À l'occasion de la table-ronde du 25 mars 2015, Gérard-François Dumont a ainsi résumé la situation actuelle : « lorsque l'on regarde les territoires en difficulté, comme certaines communes de Seine-Saint-Denis, on constate que le principal problème est le manque d'égalité financière. Le cadre législatif actuel considère que le montant de la dotation globale de fonctionnement (DGF) par habitant doit varier selon le nombre d'habitants des territoires, sous prétexte qu'il y aurait des frais de centralité dans les communes les plus peuplées. Cela n'est pas faux, mais doit être mis en relation avec les économies d'échelle résultant d'une densité élevée de population, notamment pour la rentabilité des équipements et des infrastructures. En réalité, cette inégalité en matière de DGF, allant du simple au double avec des effets de seuil qui créent des inégalités supplémentaires, ne se justifie pas ».
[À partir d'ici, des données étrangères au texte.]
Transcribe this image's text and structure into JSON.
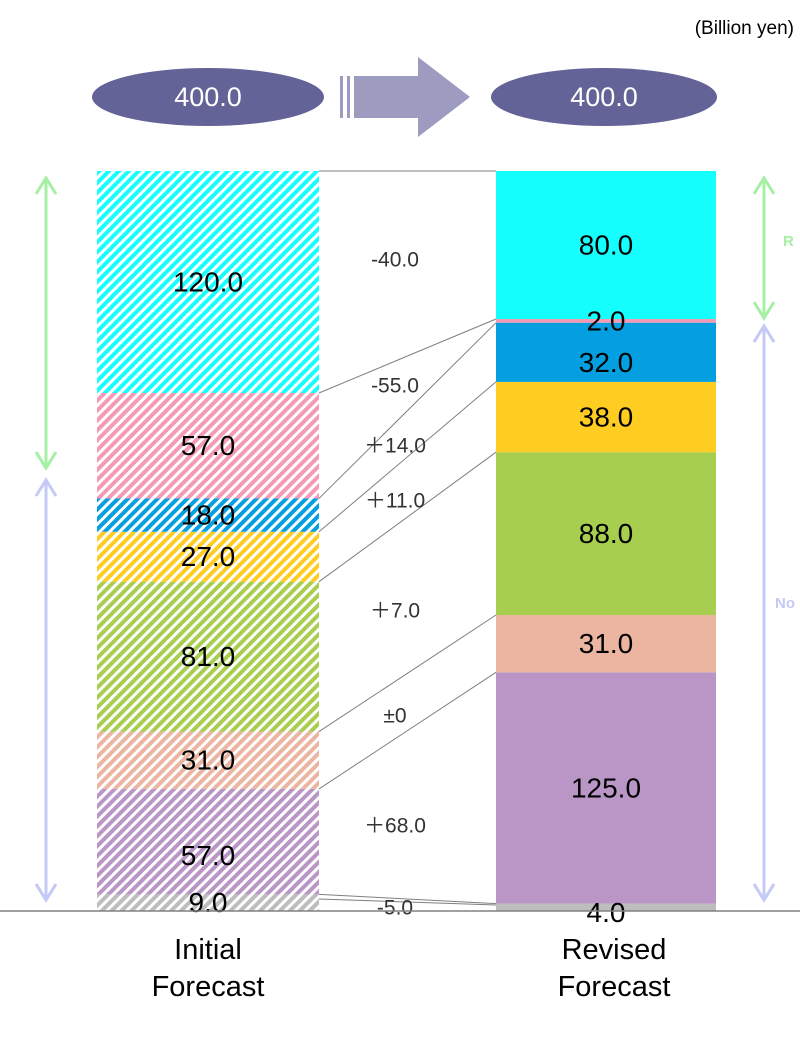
{
  "unit_label": "(Billion yen)",
  "chart_data": {
    "type": "bar",
    "stacked": true,
    "unit": "(Billion yen)",
    "categories": [
      "Initial Forecast",
      "Revised Forecast"
    ],
    "totals": [
      "400.0",
      "400.0"
    ],
    "segments_bottom_to_top": [
      {
        "color": "#bdbdbd",
        "initial": 9.0,
        "revised": 4.0,
        "initial_label": "9.0",
        "revised_label": "4.0",
        "change": "-5.0"
      },
      {
        "color": "#b996c6",
        "initial": 57.0,
        "revised": 125.0,
        "initial_label": "57.0",
        "revised_label": "125.0",
        "change": "＋68.0"
      },
      {
        "color": "#ebb5a2",
        "initial": 31.0,
        "revised": 31.0,
        "initial_label": "31.0",
        "revised_label": "31.0",
        "change": "±0"
      },
      {
        "color": "#a7ce4e",
        "initial": 81.0,
        "revised": 88.0,
        "initial_label": "81.0",
        "revised_label": "88.0",
        "change": "＋7.0"
      },
      {
        "color": "#ffcc22",
        "initial": 27.0,
        "revised": 38.0,
        "initial_label": "27.0",
        "revised_label": "38.0",
        "change": "＋11.0"
      },
      {
        "color": "#049fe0",
        "initial": 18.0,
        "revised": 32.0,
        "initial_label": "18.0",
        "revised_label": "32.0",
        "change": "＋14.0"
      },
      {
        "color": "#f49ab5",
        "initial": 57.0,
        "revised": 2.0,
        "initial_label": "57.0",
        "revised_label": "2.0",
        "change": "-55.0"
      },
      {
        "color": "#14fffe",
        "initial": 120.0,
        "revised": 80.0,
        "initial_label": "120.0",
        "revised_label": "80.0",
        "change": "-40.0"
      }
    ],
    "side_brackets": [
      {
        "color": "#a6f0a6",
        "label": "R"
      },
      {
        "color": "#c5c9f5",
        "label": "No"
      }
    ],
    "ylim": [
      0,
      400
    ]
  },
  "xlabels": {
    "initial": [
      "Initial",
      "Forecast"
    ],
    "revised": [
      "Revised",
      "Forecast"
    ]
  }
}
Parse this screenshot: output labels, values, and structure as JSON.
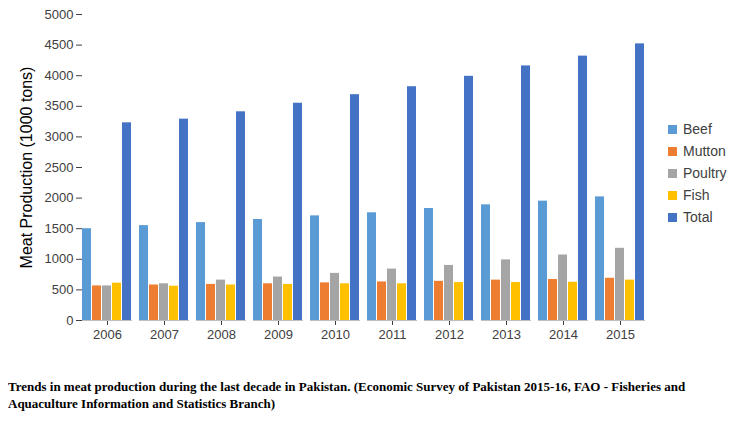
{
  "chart_data": {
    "type": "bar",
    "y_label": "Meat Production (1000 tons)",
    "caption": "Trends in meat production during the last decade in Pakistan. (Economic Survey of Pakistan 2015-16, FAO - Fisheries and Aquaculture Information and Statistics Branch)",
    "categories": [
      "2006",
      "2007",
      "2008",
      "2009",
      "2010",
      "2011",
      "2012",
      "2013",
      "2014",
      "2015"
    ],
    "series": [
      {
        "name": "Beef",
        "color": "#5b9bd5",
        "values": [
          1500,
          1550,
          1600,
          1650,
          1710,
          1760,
          1830,
          1890,
          1950,
          2020
        ]
      },
      {
        "name": "Mutton",
        "color": "#ed7d31",
        "values": [
          565,
          580,
          590,
          600,
          615,
          630,
          640,
          660,
          670,
          690
        ]
      },
      {
        "name": "Poultry",
        "color": "#a5a5a5",
        "values": [
          565,
          600,
          660,
          710,
          770,
          840,
          900,
          990,
          1070,
          1180
        ]
      },
      {
        "name": "Fish",
        "color": "#ffc000",
        "values": [
          610,
          560,
          580,
          590,
          600,
          600,
          620,
          620,
          625,
          660
        ]
      },
      {
        "name": "Total",
        "color": "#4472c4",
        "values": [
          3230,
          3290,
          3410,
          3550,
          3690,
          3820,
          3990,
          4160,
          4320,
          4520
        ]
      }
    ],
    "ylim": [
      0,
      5000
    ],
    "yticks": [
      0,
      500,
      1000,
      1500,
      2000,
      2500,
      3000,
      3500,
      4000,
      4500,
      5000
    ],
    "grid": false,
    "legend": "right"
  }
}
De fait, plus de 16 millions de Français vivent dans une commune de moins de 2 000 habitants et l'arrivée dans ces communes de populations d'origine urbaine sollicitant un niveau de service public élevé entraîne des besoins financiers accrus pour les communes rurales. Il n'est donc pas juste que la DGF par habitant dans une commune urbaine soit parfois de 1,5 à 2,5 fois plus élevée que dans une commune rurale. Ce sentiment d'injustice est renforcé par l'opacité des modes de calculs de la DGF, qui comprend cinq composantes : une dotation de base, une dotation proportionnelle à la superficie, une dotation « parc national », une part « compensations » et un complément de garantie. Les inégalités de DGF sont souvent elles-mêmes amplifiées par les dépenses d'investissement des régions, qui peuvent varier de 230 euros par an et par habitant en zone urbaine à 50 euros en zone rurale pour la Haute-Normandie par exemple.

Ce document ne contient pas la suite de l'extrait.